With a career spanning almost six decades, Ken Loach is a leading British filmmaker best known for his provocative portrayals of social realism. Tackling homelessness, benefits, poverty and unemployment, Loach’s critical directorial style has both wowed audiences and attracted a plethora of awards including Cannes Film Festival’s prestigious Palme d’Or.
Ken’s latest two films, I, Daniel Blake and Sorry We Missed You, are both set in the North East and vividly explore stories relating to monetary issues, the benefits system and food banks. On December 4, Loach and screenplay writer Paul Laverty took centre stage for an exclusive In Conversation With event at Newcastle’s Lit & Phil to discuss the creative thought processes behind their filmmaking, politics and the current economic climate in the UK.
The largest independent library outside of London, The Lit & Phil is home to over 170,000 books and has become a cultural hub due to its busy events programme and performance space. During filming for both I, Daniel Blake and Sorry We Missed You, Ken and Paul used the building for auditions and important production decisions were made among the historic bookshelves.
Paul reflected at the event: “There are times when it’s impossible to work here because it’s so full of life. “You could create a whole film around the buzz of activity in the building.
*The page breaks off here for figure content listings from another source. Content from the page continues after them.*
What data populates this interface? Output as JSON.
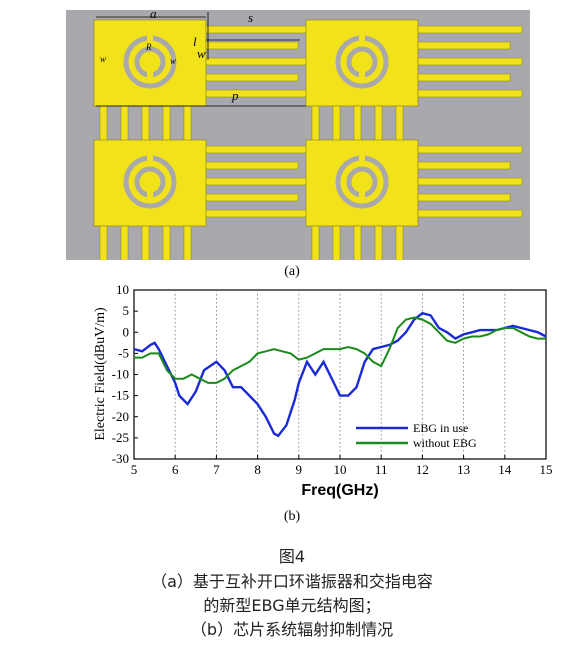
{
  "figure": {
    "panel_a_label": "(a)",
    "panel_b_label": "(b)",
    "dimension_labels": [
      "a",
      "w",
      "s",
      "l",
      "R",
      "w",
      "w",
      "p"
    ]
  },
  "caption": {
    "title": "图4",
    "line1": "（a）基于互补开口环谐振器和交指电容",
    "line2": "的新型EBG单元结构图；",
    "line3": "（b）芯片系统辐射抑制情况"
  },
  "chart_data": {
    "type": "line",
    "xlabel": "Freq(GHz)",
    "ylabel": "Electric Field(dBuV/m)",
    "xlim": [
      5,
      15
    ],
    "ylim": [
      -30,
      10
    ],
    "xticks": [
      "5",
      "6",
      "7",
      "8",
      "9",
      "10",
      "11",
      "12",
      "13",
      "14",
      "15"
    ],
    "yticks": [
      "10",
      "5",
      "0",
      "-5",
      "-10",
      "-15",
      "-20",
      "-25",
      "-30"
    ],
    "grid": "vertical dotted",
    "legend_position": "bottom-right",
    "colors": {
      "ebg": "#1a2bd6",
      "no_ebg": "#1a8a1a"
    },
    "series": [
      {
        "name": "EBG in use",
        "x": [
          5,
          5.2,
          5.4,
          5.5,
          5.6,
          5.8,
          6,
          6.1,
          6.3,
          6.5,
          6.7,
          7,
          7.2,
          7.4,
          7.6,
          7.8,
          8,
          8.2,
          8.4,
          8.5,
          8.7,
          8.9,
          9,
          9.2,
          9.4,
          9.6,
          9.8,
          10,
          10.2,
          10.4,
          10.6,
          10.8,
          11,
          11.2,
          11.4,
          11.6,
          11.8,
          12,
          12.2,
          12.4,
          12.6,
          12.8,
          13,
          13.2,
          13.4,
          13.6,
          13.8,
          14,
          14.2,
          14.4,
          14.6,
          14.8,
          15
        ],
        "values": [
          -4,
          -4.5,
          -3,
          -2.5,
          -4,
          -8,
          -12,
          -15,
          -17,
          -14,
          -9,
          -7,
          -9,
          -13,
          -13,
          -15,
          -17,
          -20,
          -24,
          -24.5,
          -22,
          -16,
          -12,
          -7,
          -10,
          -7,
          -11,
          -15,
          -15,
          -13,
          -7,
          -4,
          -3.5,
          -3,
          -2,
          0,
          3,
          4.5,
          4,
          1,
          0,
          -1.5,
          -0.5,
          0,
          0.5,
          0.5,
          0.5,
          1,
          1.5,
          1,
          0.5,
          0,
          -1
        ]
      },
      {
        "name": "without EBG",
        "x": [
          5,
          5.2,
          5.4,
          5.6,
          5.8,
          6,
          6.2,
          6.4,
          6.6,
          6.8,
          7,
          7.2,
          7.4,
          7.6,
          7.8,
          8,
          8.2,
          8.4,
          8.6,
          8.8,
          9,
          9.2,
          9.4,
          9.6,
          9.8,
          10,
          10.2,
          10.4,
          10.6,
          10.8,
          11,
          11.2,
          11.4,
          11.6,
          11.8,
          12,
          12.2,
          12.4,
          12.6,
          12.8,
          13,
          13.2,
          13.4,
          13.6,
          13.8,
          14,
          14.2,
          14.4,
          14.6,
          14.8,
          15
        ],
        "values": [
          -6,
          -6,
          -5,
          -5,
          -9,
          -11,
          -11,
          -10,
          -11,
          -12,
          -12,
          -11,
          -9,
          -8,
          -7,
          -5,
          -4.5,
          -4,
          -4.5,
          -5,
          -6.5,
          -6,
          -5,
          -4,
          -4,
          -4,
          -3.5,
          -4,
          -5,
          -7,
          -8,
          -4,
          1,
          3,
          3.5,
          3,
          2,
          0,
          -2,
          -2.5,
          -1.5,
          -1,
          -1,
          -0.5,
          0.5,
          1,
          1,
          0,
          -1,
          -1.5,
          -1.5
        ]
      }
    ]
  }
}
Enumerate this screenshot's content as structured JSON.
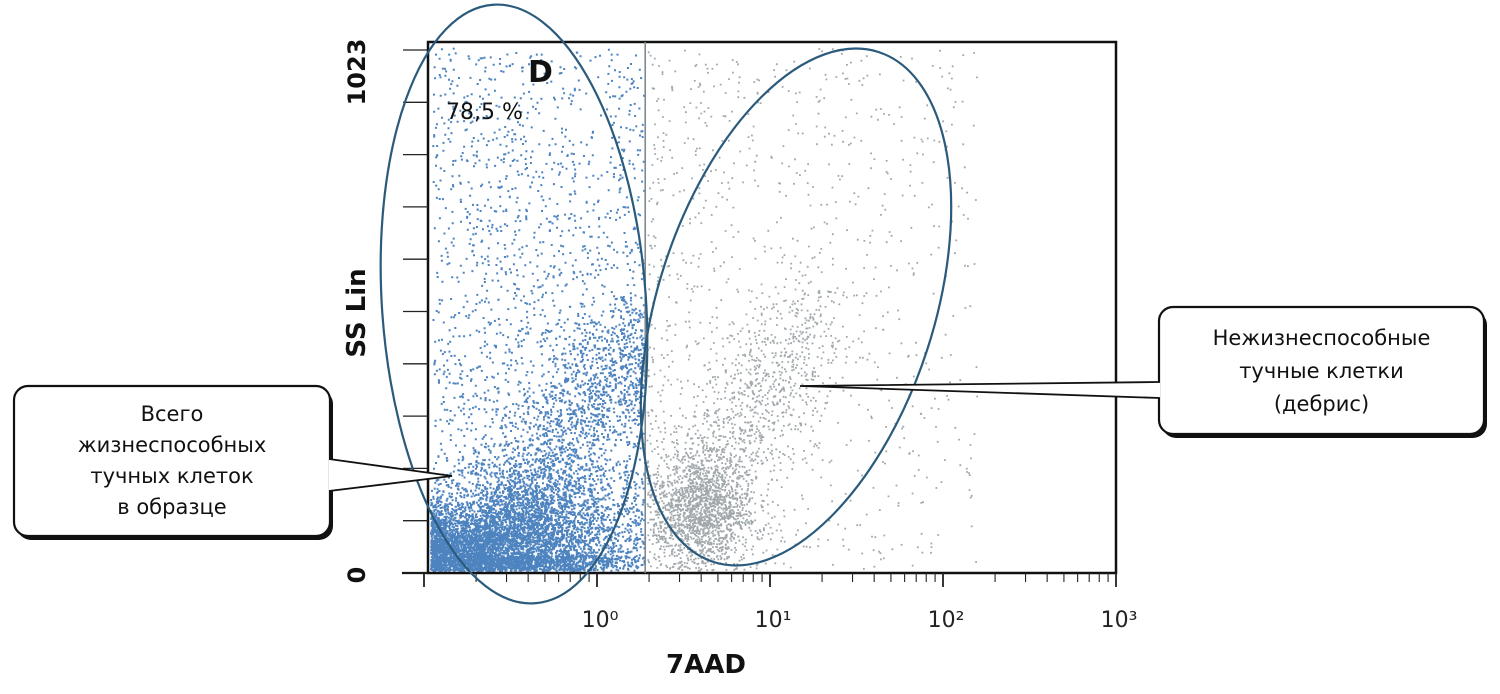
{
  "chart_data": {
    "type": "scatter",
    "title": "",
    "xlabel": "7AAD",
    "ylabel": "SS Lin",
    "x_scale": "log",
    "xlim": [
      0.1,
      1000
    ],
    "ylim": [
      0,
      1023
    ],
    "x_tick_labels": [
      "10⁰",
      "10¹",
      "10²",
      "10³"
    ],
    "x_tick_values": [
      1,
      10,
      100,
      1000
    ],
    "y_tick_labels": [
      "0",
      "1023"
    ],
    "y_tick_values": [
      0,
      1023
    ],
    "gate_threshold_x": 1.9,
    "gate": {
      "name": "D",
      "percent": "78,5 %"
    },
    "series": [
      {
        "color": "#2e6db4",
        "approx_n": 9000,
        "x_range": [
          0.1,
          1.9
        ],
        "y_range": [
          0,
          1023
        ]
      },
      {
        "color": "#6f7a80",
        "approx_n": 3500,
        "x_range": [
          1.9,
          400
        ],
        "y_range": [
          0,
          1023
        ],
        "densest_at": {
          "x": 4,
          "y": 120
        }
      }
    ],
    "annotations": [
      {
        "id": "viable",
        "lines": [
          "Всего",
          "жизнеспособных",
          "тучных клеток",
          "в образце"
        ]
      },
      {
        "id": "nonviable",
        "lines": [
          "Нежизнеспособные",
          "тучные клетки",
          "(дебрис)"
        ]
      }
    ]
  }
}
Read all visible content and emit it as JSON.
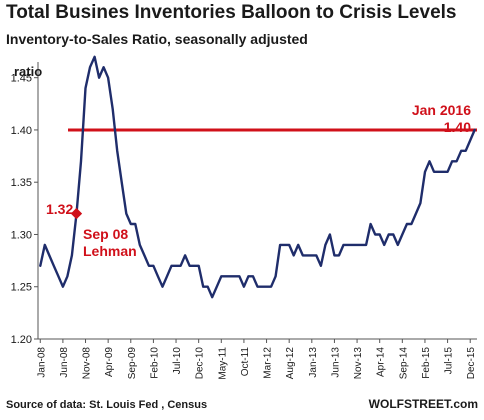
{
  "header": {
    "title": "Total Busines Inventories Balloon to Crisis Levels",
    "subtitle": "Inventory-to-Sales Ratio, seasonally adjusted"
  },
  "footer": {
    "source": "Source of data: St. Louis Fed , Census",
    "brand": "WOLFSTREET.com"
  },
  "chart_data": {
    "type": "line",
    "title": "Total Busines Inventories Balloon to Crisis Levels",
    "subtitle": "Inventory-to-Sales Ratio, seasonally adjusted",
    "ylabel": "ratio",
    "xlabel": "",
    "ylim": [
      1.2,
      1.47
    ],
    "yticks": [
      1.2,
      1.25,
      1.3,
      1.35,
      1.4,
      1.45
    ],
    "ytick_labels": [
      "1.20",
      "1.25",
      "1.30",
      "1.35",
      "1.40",
      "1.45"
    ],
    "xtick_labels": [
      "Jan-08",
      "Jun-08",
      "Nov-08",
      "Apr-09",
      "Sep-09",
      "Feb-10",
      "Jul-10",
      "Dec-10",
      "May-11",
      "Oct-11",
      "Mar-12",
      "Aug-12",
      "Jan-13",
      "Jun-13",
      "Nov-13",
      "Apr-14",
      "Sep-14",
      "Feb-15",
      "Jul-15",
      "Dec-15"
    ],
    "grid": false,
    "line_color": "#1f2d6b",
    "reference_line": {
      "value": 1.4,
      "color": "#d0101a"
    },
    "series": [
      {
        "x": [
          "Jan-08",
          "Feb-08",
          "Mar-08",
          "Apr-08",
          "May-08",
          "Jun-08",
          "Jul-08",
          "Aug-08",
          "Sep-08",
          "Oct-08",
          "Nov-08",
          "Dec-08",
          "Jan-09",
          "Feb-09",
          "Mar-09",
          "Apr-09",
          "May-09",
          "Jun-09",
          "Jul-09",
          "Aug-09",
          "Sep-09",
          "Oct-09",
          "Nov-09",
          "Dec-09",
          "Jan-10",
          "Feb-10",
          "Mar-10",
          "Apr-10",
          "May-10",
          "Jun-10",
          "Jul-10",
          "Aug-10",
          "Sep-10",
          "Oct-10",
          "Nov-10",
          "Dec-10",
          "Jan-11",
          "Feb-11",
          "Mar-11",
          "Apr-11",
          "May-11",
          "Jun-11",
          "Jul-11",
          "Aug-11",
          "Sep-11",
          "Oct-11",
          "Nov-11",
          "Dec-11",
          "Jan-12",
          "Feb-12",
          "Mar-12",
          "Apr-12",
          "May-12",
          "Jun-12",
          "Jul-12",
          "Aug-12",
          "Sep-12",
          "Oct-12",
          "Nov-12",
          "Dec-12",
          "Jan-13",
          "Feb-13",
          "Mar-13",
          "Apr-13",
          "May-13",
          "Jun-13",
          "Jul-13",
          "Aug-13",
          "Sep-13",
          "Oct-13",
          "Nov-13",
          "Dec-13",
          "Jan-14",
          "Feb-14",
          "Mar-14",
          "Apr-14",
          "May-14",
          "Jun-14",
          "Jul-14",
          "Aug-14",
          "Sep-14",
          "Oct-14",
          "Nov-14",
          "Dec-14",
          "Jan-15",
          "Feb-15",
          "Mar-15",
          "Apr-15",
          "May-15",
          "Jun-15",
          "Jul-15",
          "Aug-15",
          "Sep-15",
          "Oct-15",
          "Nov-15",
          "Dec-15",
          "Jan-16"
        ],
        "values": [
          1.27,
          1.29,
          1.28,
          1.27,
          1.26,
          1.25,
          1.26,
          1.28,
          1.32,
          1.37,
          1.44,
          1.46,
          1.47,
          1.45,
          1.46,
          1.45,
          1.42,
          1.38,
          1.35,
          1.32,
          1.31,
          1.31,
          1.29,
          1.28,
          1.27,
          1.27,
          1.26,
          1.25,
          1.26,
          1.27,
          1.27,
          1.27,
          1.28,
          1.27,
          1.27,
          1.27,
          1.25,
          1.25,
          1.24,
          1.25,
          1.26,
          1.26,
          1.26,
          1.26,
          1.26,
          1.25,
          1.26,
          1.26,
          1.25,
          1.25,
          1.25,
          1.25,
          1.26,
          1.29,
          1.29,
          1.29,
          1.28,
          1.29,
          1.28,
          1.28,
          1.28,
          1.28,
          1.27,
          1.29,
          1.3,
          1.28,
          1.28,
          1.29,
          1.29,
          1.29,
          1.29,
          1.29,
          1.29,
          1.31,
          1.3,
          1.3,
          1.29,
          1.3,
          1.3,
          1.29,
          1.3,
          1.31,
          1.31,
          1.32,
          1.33,
          1.36,
          1.37,
          1.36,
          1.36,
          1.36,
          1.36,
          1.37,
          1.37,
          1.38,
          1.38,
          1.39,
          1.4
        ]
      }
    ],
    "annotations": [
      {
        "text": "Jan 2016",
        "color": "#d0101a"
      },
      {
        "text": "1.40",
        "color": "#d0101a"
      },
      {
        "text": "1.32",
        "color": "#d0101a",
        "x": "Sep-08",
        "y": 1.32
      },
      {
        "text": "Sep 08",
        "color": "#d0101a"
      },
      {
        "text": "Lehman",
        "color": "#d0101a"
      }
    ]
  }
}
It’s a real jewel and an absolute pleasure to be back.”
Addressing a packed room, Ken and Paul delved into the reasoning behind their film creations and their profound connections to the North East.
Ken explained: “We began creating I, Daniel Blake when Paul and I were discussing the poor and cruelty poverty that individuals have experienced as a result of social security in the UK. And because of what we discovered, we began to think about Sorry We Missed You as we were filming.
“What struck us was the number of people who needed food and charity to eat,” the filmmaker continued. “We felt that they were stories that needed to be told. The central idea from Sorry We Missed You is that the issues faced aren’t seen at work or out in public, they’re seen at home. When you’re exhausted, tensions arise and so it became a story of a family.”
Ken Loach’s films often prompt feelings of overwhelming sadness and anger from audiences, by exposing intense social injustices.
The director of Cathy Come Home and Kes, however, hopes his work has a purpose beyond art alone, believing it can help stimulate real-world improvements.
“There’s a differentiation between public anger and social outrage, which we have to channel into politics,” he told The Lit & Phil audience. “There are people out there who are under stress but they don’t necessarily have the public platform like we do.
“You can’t work when you’re angry and in that state of mind. There has to be a sense of ease.”
As the setting of his latest two films, the North East has been in the limelight and awareness has been raised around the local landscape and charities such as the Newcastle West End Food Bank. When asked by an audience member why he made the decision to come back to the region a second time for Sorry We Missed You, Ken simply claimed: “it’s a joy to work here.”
He continued: “The culture [in the North East] is very rich and as such, it becomes part of the film. The language here is very special and the strength of that language is visually stunning.”
Alongside his stark storytelling, Ken has also been famed for his use of lesser-known actors, something he and Paul were especially keen to implement in portraying life in the North East. Specifically referencing I, Daniel Blake & Sorry We Missed You, Ken claims the actors and actresses featured could shape a narrative even further through their ability to take a fictional situation and make it credible.
“With film acting you need that moment of truth in the eyes,” the filmmaker says. “It’s a different technique and it has to be palpable – it’s very exciting when it happens. That’s when you get that genuine interaction and reaction between people.”
It’s evident that Ken and Paul’s films have been and will likely continue to be more than just art. The messages shared and the topics raised are intended to spark those wider conversations to promote change.
Paul concluded the event by saying: “One thing that attracted us to I, Daniel Blake was a figure that 32 per cent of benefits were fraudulently claimed, which is untrue. The film helped us to humanise a story of a very complex system. We need to challenge and take control of a narrative to create an economy around social need.”